As I mentioned, C++ is static typed where Objective C is duck typed. The performance difference in execution (but not lines of code) probably is a result of this difference.
This study says to really get the performance in a CPU intensive game, you have to use C. The linked article is complete with a XCode project that you can run.
I believe the bottom line is: Use Objective-C where you must interact with the iPhone's functions (after all, putting trampolines everywhere can't be good for anyone), but when it comes to loops, things like vector object classes, or intensive array access, stick with C++ STL or C arrays to get good performance.

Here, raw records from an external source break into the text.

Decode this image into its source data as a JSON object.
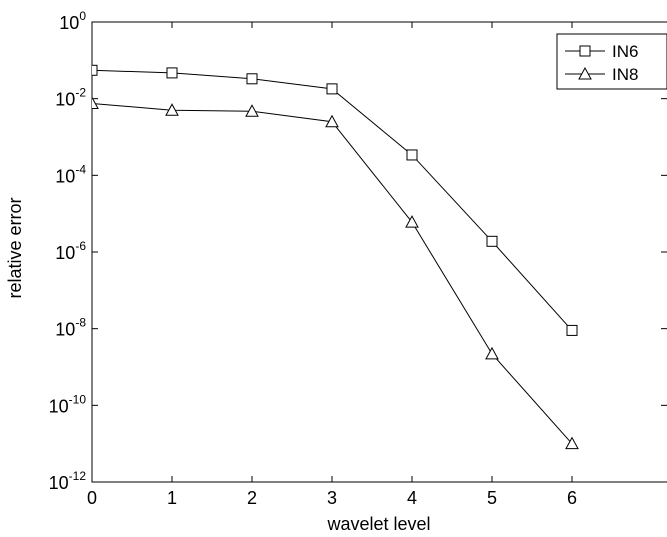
{
  "chart_data": {
    "type": "line",
    "x_scale": "linear",
    "y_scale": "log",
    "xlabel": "wavelet level",
    "ylabel": "relative error",
    "xlim": [
      0,
      6
    ],
    "ylim": [
      1e-12,
      1
    ],
    "x_ticks": [
      0,
      1,
      2,
      3,
      4,
      5,
      6
    ],
    "x_tick_labels": [
      "0",
      "1",
      "2",
      "3",
      "4",
      "5",
      "6"
    ],
    "y_ticks": [
      {
        "value": 1e-12,
        "base": "10",
        "exp": "-12"
      },
      {
        "value": 1e-10,
        "base": "10",
        "exp": "-10"
      },
      {
        "value": 1e-08,
        "base": "10",
        "exp": "-8"
      },
      {
        "value": 1e-06,
        "base": "10",
        "exp": "-6"
      },
      {
        "value": 0.0001,
        "base": "10",
        "exp": "-4"
      },
      {
        "value": 0.01,
        "base": "10",
        "exp": "-2"
      },
      {
        "value": 1,
        "base": "10",
        "exp": "0"
      }
    ],
    "x": [
      0,
      1,
      2,
      3,
      4,
      5,
      6
    ],
    "series": [
      {
        "name": "IN6",
        "marker": "square",
        "values": [
          0.055,
          0.047,
          0.033,
          0.018,
          0.00034,
          1.9e-06,
          9e-09
        ]
      },
      {
        "name": "IN8",
        "marker": "triangle",
        "values": [
          0.0075,
          0.005,
          0.0047,
          0.0025,
          6e-06,
          2.2e-09,
          1e-11
        ]
      }
    ],
    "legend_position": "top-right",
    "grid": false,
    "line_color": "#000000"
  }
}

I mean it would be totally silly to see position = [[Vector3 alloc] init] ;. You're just asking for a performance hit if you use references counts on basic objects like a position vector.
yes. c++ reign supreme in performance/expresiveness/resource tradeoff.
"I'm looking for hard data, not evangelism". google is your best friend.
obj-c nsstring is swapped with c++'s by apple enginneers for performance. in a resource constrained devices, only c++ cuts it as a MAINSTREAM oop language.
NSString stringWithFormat is slow
obj-c oop abstraction is deconstructed into procedural-based c-structs for performance, otherwise a MAGNITUDE order slower than java! the author is also aware of message caching - yet no-go. so modeling lots of small players/enemies objects is done in oop with c++ or else, lots of Procedural structs with a simple OOP wrapper around it with obj-c. there can be one paradigm that equates Procedural + Object-Oriented Programming = obj-c.